Für die Sanierung einer Pensionskasse spielt das Verhältnis zwischen aktiv Versicherten und Rentenbezügern eine zentrale Rolle, wie die Teilnehmer des Vorsorgepodiums der B+B Vorsorge AG Mitte Juni 2012 in Basel darlegten.
Stephan Eng, Leiter der beruflichen Vorsorge beim Gewerbeverband Basel-Stadt und in dieser Funktion Geschäftsführer dreier Pensionskassen im Gewerbe- und Baubereich, wies darauf hin, dass viele Vorsorgeeinrichtungen durch die Entwicklung der Finanzmärkte in eine Unterdeckung getrieben worden sind, die nach Sanierungsmassnahmen ruft.
Verschlechterte Verhältnisse
Kritisch seien solche Massnahmen allerdings, wenn ein Drittel der Versicherten Rentner sind.
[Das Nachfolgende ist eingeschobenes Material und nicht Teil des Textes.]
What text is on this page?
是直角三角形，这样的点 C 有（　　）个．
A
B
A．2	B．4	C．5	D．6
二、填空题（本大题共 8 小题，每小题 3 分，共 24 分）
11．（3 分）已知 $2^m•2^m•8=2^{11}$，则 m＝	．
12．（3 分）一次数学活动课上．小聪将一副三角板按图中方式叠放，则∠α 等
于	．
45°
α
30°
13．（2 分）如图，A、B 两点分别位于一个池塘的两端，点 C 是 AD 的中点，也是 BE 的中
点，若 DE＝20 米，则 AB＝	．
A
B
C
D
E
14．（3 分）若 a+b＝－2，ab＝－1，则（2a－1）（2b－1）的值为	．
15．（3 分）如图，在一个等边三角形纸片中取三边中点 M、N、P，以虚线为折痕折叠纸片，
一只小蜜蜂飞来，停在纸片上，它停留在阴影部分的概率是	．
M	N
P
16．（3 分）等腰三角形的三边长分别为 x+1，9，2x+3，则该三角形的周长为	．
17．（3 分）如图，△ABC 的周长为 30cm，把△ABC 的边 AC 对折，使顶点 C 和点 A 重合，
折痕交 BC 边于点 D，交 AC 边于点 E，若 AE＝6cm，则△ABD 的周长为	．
Da sich ihre Renten nicht kürzen liessen, müssten die aktiv Versicherten die gesamte Last einer Sanierung der Vorsorgeeinrichtung tragen.
Stephan Eng beurteilte die Chance, dass der Gesetzgeber dereinst die Rentner in die Verantwortung nehmen könnte, als gering ein, zumal sich das Missverhältnis zwischen aktiv Versicherten und Rentenbezügern demografisch bedingt weiter verschlechtere.
Bröckelnde Solidarität
Bernhard Madörin, CEO und Präsident des Verwaltungsrats der artax Fide Consult, pflichtete ihm bei: «In dem Moment, wo der Versicherte Rentner wird, hat er einen rechtlichen Leistungsanspruch, und der ist eine heilige Kuh.»
Angesichts der bröckelnden Solidarität bedingt durch die sinkende Loyalität der Arbeitnehmer brachte Philipp Sutter, CEO und Leiter Management Services der Beratungsgesellschaft für die zweite Säule AG, ein gewisses Verständnis auf, dass sich die Rentner, die einem Betrieb über Jahrzehnte treu waren und immer in dieselbe Pensionskasse einbezahlt haben, sich nicht an Sanierungsmassnahmen beteiligen wollen.
Anständige Renditen
Herbert Brändli, Gründer der B+B Vorsorge AG, warf an dieser Stelle ein, dass die Erwirtschaftung einer anständigen Rendite der Zweck der Pensionskasse sei.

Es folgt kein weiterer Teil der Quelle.